CP Rail (CP) to buy Kansas City Southern (KSU) for $ 25 billion


A Canadian Pacific Railway Ltd. train carrying oil departs from Hardisty, Alberta, Canada.

Photographer: Brett Gundlock / Bloomberg

Canadian Pacific Railway Ltd. agreed to purchase Kansas City Southern for $ 25 billion, seeking to create a 20,000-mile rail network linking the United States, Mexico, and Canada.

Kansas City investors will receive 0.489 of a CP share and $ 90 in cash for each share they own, valuing the shares at $ 275 each, 23% higher than Friday’s record close, according to a Statement from both companies on Sunday.

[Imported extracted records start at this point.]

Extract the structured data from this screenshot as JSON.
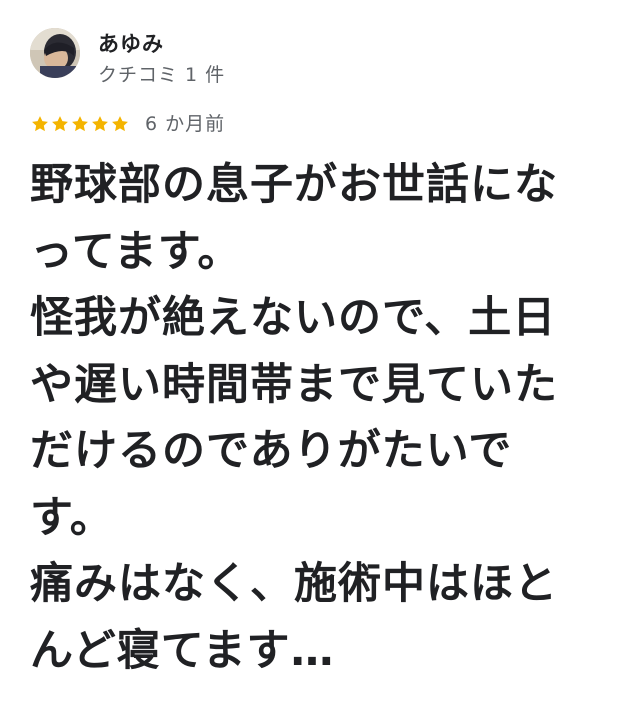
{
  "reviewer": {
    "name": "あゆみ",
    "meta": "クチコミ 1 件"
  },
  "rating": {
    "stars": 5,
    "max": 5,
    "star_color": "#f4b400",
    "time": "6 か月前"
  },
  "review": {
    "lines": [
      "野球部の息子がお世話にな",
      "ってます。",
      "怪我が絶えないので、土日",
      "や遅い時間帯まで見ていた",
      "だけるのでありがたいで",
      "す。",
      "痛みはなく、施術中はほと",
      "んど寝てます…"
    ]
  }
}
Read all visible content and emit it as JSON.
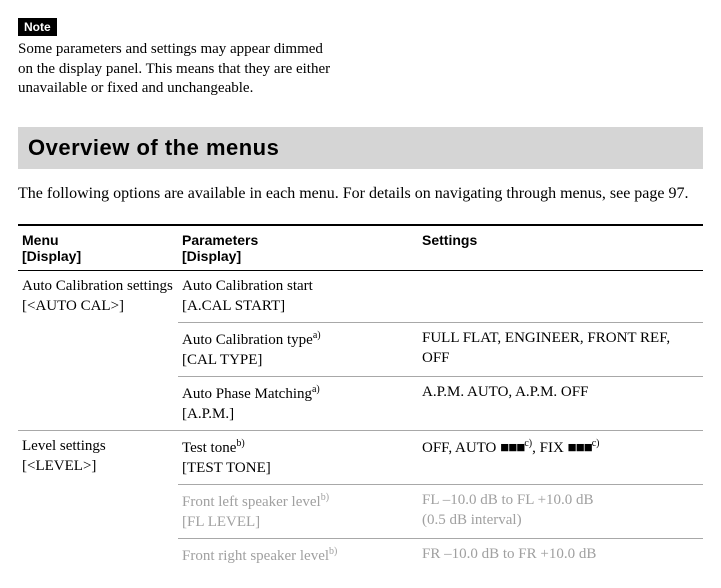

The transaction gives CP access to the Kansas City, Missouri-based company’s extensive Midwest rail network, connecting farms in Kansas and Missouri with ports along the Gulf of Mexico. It would also catch up with Mexico, which accounted for nearly half of Kansas City Southern’s revenue last year, and create the only network that crosses all three North American countries.

“This transaction will be transformative for North America,” said CP President and CEO Keith Creel.

Creel will be the CEO of the new company, which will be based in Calgary, and is expected to remain in command until at least early 2026, according to an independent report. statement. The combined entity, to be called Canadian Pacific Kansas City, or CPKC, will have revenues of about $ 8.7 billion and nearly 20,000 employees.

Commercial game

The deal comes as trade between the three nations is expected to rebound under the Biden administration. Just days after his inauguration, US President Joe Biden spoke with the leaders of Canada and Mexico, his first calls with foreign counterparts, where issues from trade to climate change were discussed.

Canada to Mexico Rail

Mexico is a key supplier of automobiles, electronics and food and a major customer of cereals, fuels and consumer goods, ties that will likely be strengthened with the approval in July of the trade pact between the United States, Mexico and Canada.

Kansas City’s unique network linking Mexico’s largest industrial cities and ports to the U.S. Midwest would also benefit if the coronavirus pandemic and frayed U.S.-China ties spur businesses to move lower-wage manufacturing from Asia to North America.

As part of the transaction, CP will issue 44.5 million new shares, which will be financed with available cash and around $ 8.6 billion in debt.

The deal is expected to boost CP’s adjusted diluted EPS in the first full year after completion, generating double-digit backlog after synergies are fully realized thereafter.

Kansas City has been an acquisition target before. In September, Dow Jones reported that the company rejected a $ 20 billion offer from Blackstone Group Inc. and Global Infrastructure Partners.